Wie Gitelman bemerkte, ist dies "sehr garten-frische Daten" und es werden mehr Analysen benötigt. Die Teilnehmer werden für weitere 12 Monate befolgt. Nebenwirkungen waren häufiger in der aktiven Arm der Studie, in der Regel mit Übelkeit, niedrigere Zellzahlen und Leber Veränderungen. Der ehemalige neigte dazu, nach einigen Wochen der Therapie selbständig zu lösen, sagte er, während die beiden letzteren mit einer Dosisänderung angesprochen wurden.

Die GAD DiAPREV-IT Studie

Abgerundet hat die Helena Elding Larsson von der Universität Lund in Schweden Ergebnisse aus ihrem Studium der GAD als Impfstoff für Kinder mit hohem Risiko für die Entwicklung der Krankheit. Leider zeigte diese Intervention keine Wirkung. Laut Larsson war die Studie klein und nicht für die Untergruppenanalyse angetrieben.

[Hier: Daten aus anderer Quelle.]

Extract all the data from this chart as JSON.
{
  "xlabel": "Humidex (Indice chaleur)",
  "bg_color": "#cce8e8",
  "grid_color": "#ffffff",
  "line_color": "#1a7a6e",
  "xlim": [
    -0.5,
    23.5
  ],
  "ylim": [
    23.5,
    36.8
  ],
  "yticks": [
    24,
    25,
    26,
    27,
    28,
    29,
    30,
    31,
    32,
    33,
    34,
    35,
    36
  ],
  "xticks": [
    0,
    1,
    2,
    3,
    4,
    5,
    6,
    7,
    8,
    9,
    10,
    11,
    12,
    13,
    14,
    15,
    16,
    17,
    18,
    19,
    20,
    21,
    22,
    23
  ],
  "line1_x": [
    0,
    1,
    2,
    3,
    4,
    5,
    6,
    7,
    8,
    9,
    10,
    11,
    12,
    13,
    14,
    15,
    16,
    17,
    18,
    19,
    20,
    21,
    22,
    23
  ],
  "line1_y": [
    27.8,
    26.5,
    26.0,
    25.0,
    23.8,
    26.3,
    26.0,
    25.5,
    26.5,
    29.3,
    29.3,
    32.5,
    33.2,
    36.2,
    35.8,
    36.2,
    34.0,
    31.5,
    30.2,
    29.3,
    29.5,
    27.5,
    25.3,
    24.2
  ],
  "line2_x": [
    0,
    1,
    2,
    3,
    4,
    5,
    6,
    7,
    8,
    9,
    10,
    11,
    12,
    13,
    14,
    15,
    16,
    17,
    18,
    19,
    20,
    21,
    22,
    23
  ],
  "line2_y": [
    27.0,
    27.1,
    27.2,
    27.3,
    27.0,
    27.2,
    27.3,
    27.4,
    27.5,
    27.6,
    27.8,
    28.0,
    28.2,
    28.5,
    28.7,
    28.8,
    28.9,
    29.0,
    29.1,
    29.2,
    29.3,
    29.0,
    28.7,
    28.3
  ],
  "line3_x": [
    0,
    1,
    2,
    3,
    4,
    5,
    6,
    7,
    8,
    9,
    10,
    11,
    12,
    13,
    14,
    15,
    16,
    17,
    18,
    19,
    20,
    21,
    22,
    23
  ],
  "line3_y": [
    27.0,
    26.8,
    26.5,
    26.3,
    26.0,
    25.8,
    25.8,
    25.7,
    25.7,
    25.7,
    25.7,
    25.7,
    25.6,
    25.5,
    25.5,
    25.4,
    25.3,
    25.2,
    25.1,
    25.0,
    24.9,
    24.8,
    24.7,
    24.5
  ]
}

Joseph Wolfsdorf, Professor für Pädiatrie im Boston Children's Hospital, sagte, es sei zu früh, um eine mögliche Verwendung für GAD-Antigene auszuschließen. Viele andere Variablen können spielen; Timing, Adjuvans, Dosierung und Regime, Verabreichungsweg. Aber der Versuch und Irrtum ist wie immer schwer.